Vivimos en un mundo en el que las fronteras están perdiendo su valor, las acumulaciones de capital reinan por encima de cualquier colectivo. Las grandes empresas del mundo "desarollado" son igual o más poderosas e influyentes que países del mundo "subdesarrollado".
Los políticos que ostentan el poder en la actualidad protegen este funcionamiento porque ellos también se benefician de la desigualdad, no les importa pisar a sus semejantes con tal de mantener esta situación. Son un obstáculo para conseguir una nueva sociedad.

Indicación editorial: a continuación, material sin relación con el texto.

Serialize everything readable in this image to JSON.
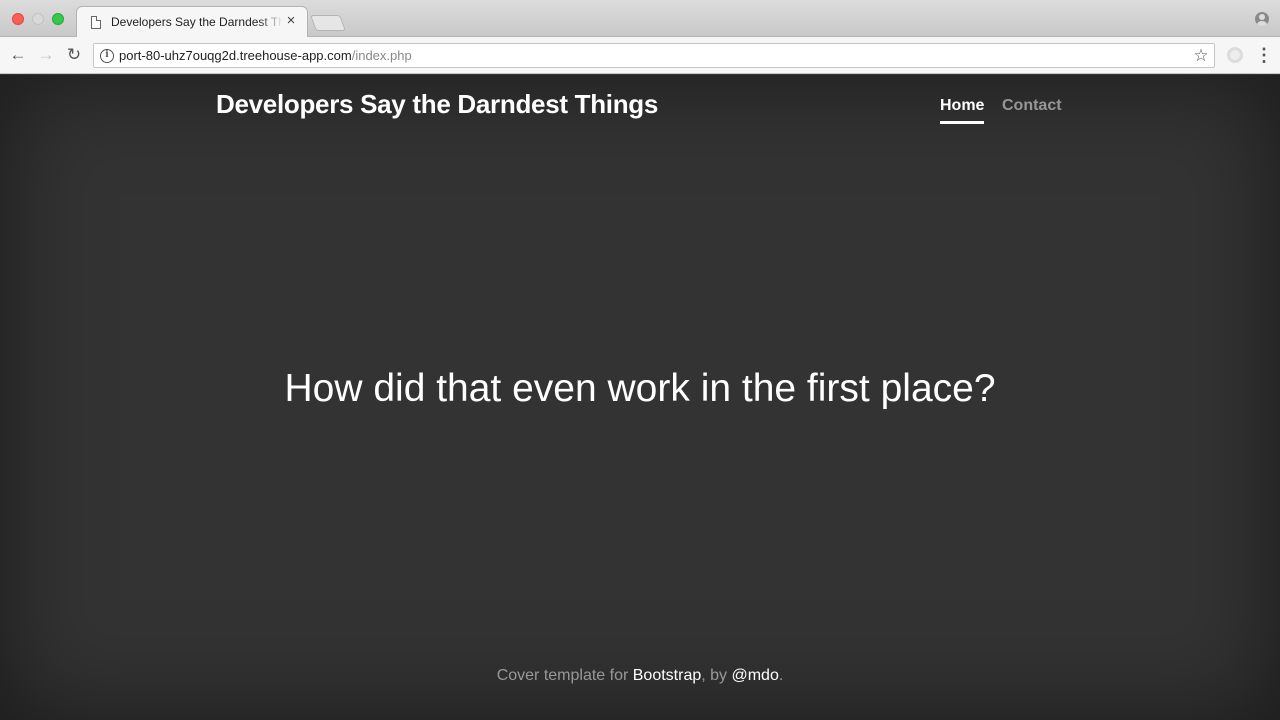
{
  "browser": {
    "tab": {
      "title": "Developers Say the Darndest Things",
      "close_glyph": "×"
    },
    "address_bar": {
      "host": "port-80-uhz7ouqg2d.treehouse-app.com",
      "path": "/index.php"
    },
    "icons": {
      "back": "arrow-left-icon",
      "forward": "arrow-right-icon",
      "reload": "reload-icon",
      "info": "info-icon",
      "bookmark": "star-icon",
      "extension": "extension-icon",
      "menu": "kebab-menu-icon",
      "profile": "profile-icon"
    }
  },
  "site": {
    "brand": "Developers Say the Darndest Things",
    "nav": [
      {
        "label": "Home",
        "active": true
      },
      {
        "label": "Contact",
        "active": false
      }
    ]
  },
  "main": {
    "quote": "How did that even work in the first place?"
  },
  "footer": {
    "prefix": "Cover template for ",
    "link1": "Bootstrap",
    "middle": ", by ",
    "link2": "@mdo",
    "suffix": "."
  },
  "colors": {
    "background": "#333333",
    "text": "#ffffff",
    "muted_text": "rgba(255,255,255,0.5)"
  }
}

Un político solo es una persona que se encarga de gestionar nuestros recursos, un ciudadano más que ha sido seleccionado para dirigir una empresa que se llama estado. No se puede entender que aprovechen su posición para beneficiarse y que proclamen leyes que perjudican a la mayoría de las personas y solo benefician a unos pocos que ya son los más privilegiados.
Aunque lo más difícil de entender es que haya personas que les votan.